Hearing • The air of our atmosphere works in much the same way as a swimming pool. • Even though we cannot see the ripples, every time, we move they go traveling through the air. • Some of these ripples, or vibrations reach our ears. Inside of your ear is a thin tissue known as the tympanum, or eardrum.
Hearing • The vibrations in the air cause your eardrum to begin vibrating. • Behind your eardrum are three tiny bones called • Hammer • Anvil • Stirrup
Hearing • As your eardrum begins to vibrate, so do these tiny bones. • The last of these bones, the stirrup transmits these vibrations into the fluid filled cochlea. • This causes tiny hairs within the cochlea to vibrate. • The vibration of these hairs is converted into electrical impulses, which are then transmitted to the brain for interpretation.

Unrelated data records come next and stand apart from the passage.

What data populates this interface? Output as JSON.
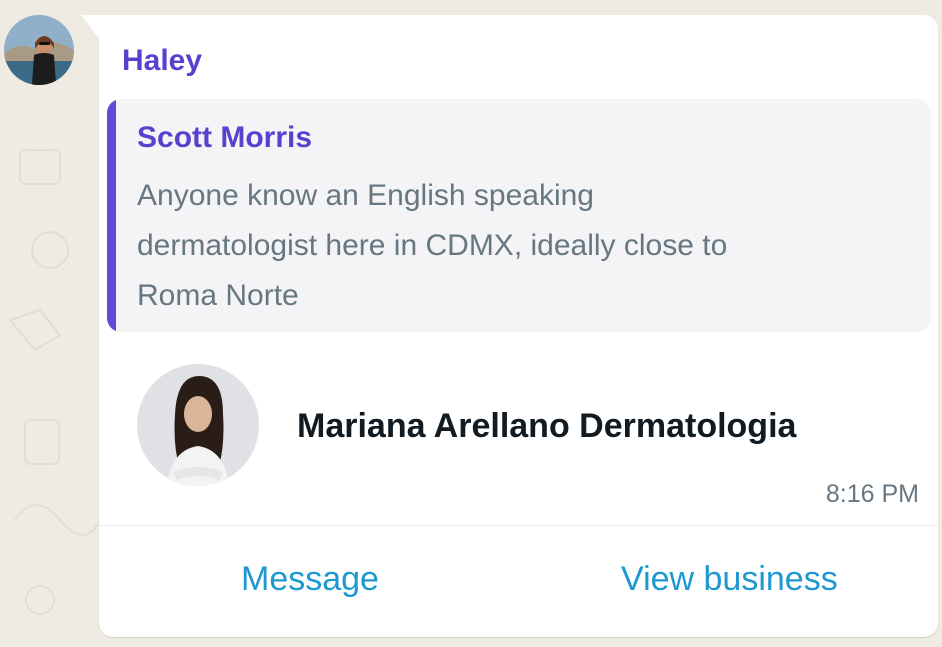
{
  "chat": {
    "sender_name": "Haley",
    "quoted_message": {
      "author": "Scott Morris",
      "text": "Anyone know an English speaking dermatologist here in CDMX, ideally close to Roma Norte"
    },
    "contact_card": {
      "name": "Mariana Arellano Dermatologia",
      "time": "8:16 PM",
      "actions": {
        "message": "Message",
        "view_business": "View business"
      }
    }
  },
  "colors": {
    "sender_name": "#5b3fcf",
    "quote_bar": "#6049d8",
    "action_link": "#1d98d1",
    "chat_background": "#efeae2"
  }
}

Taste and Smell • The senses of taste and smell are interpreted from tiny objects on your tongue, and in your nose. • Receptors within your nose detect and transmit smells to your brain, while your taste buds detect and transmit flavors to your brain
Taste and Smell • Much of what we think we are tasting is actually smell. • Try an experiment. Next time you are eating something, plug your nose. What happens? • Much of the flavor disappears.
Touch • The senses we have discussed so far have been located in one specific location, such as the eye, or nose. • However, your sense of touch is not restricted to one small area, but covers your entire body. • Your skin is sensitive to heat, to pressure, and to pain. • Within your body, there are also many nerve endings that are sensitive to touch.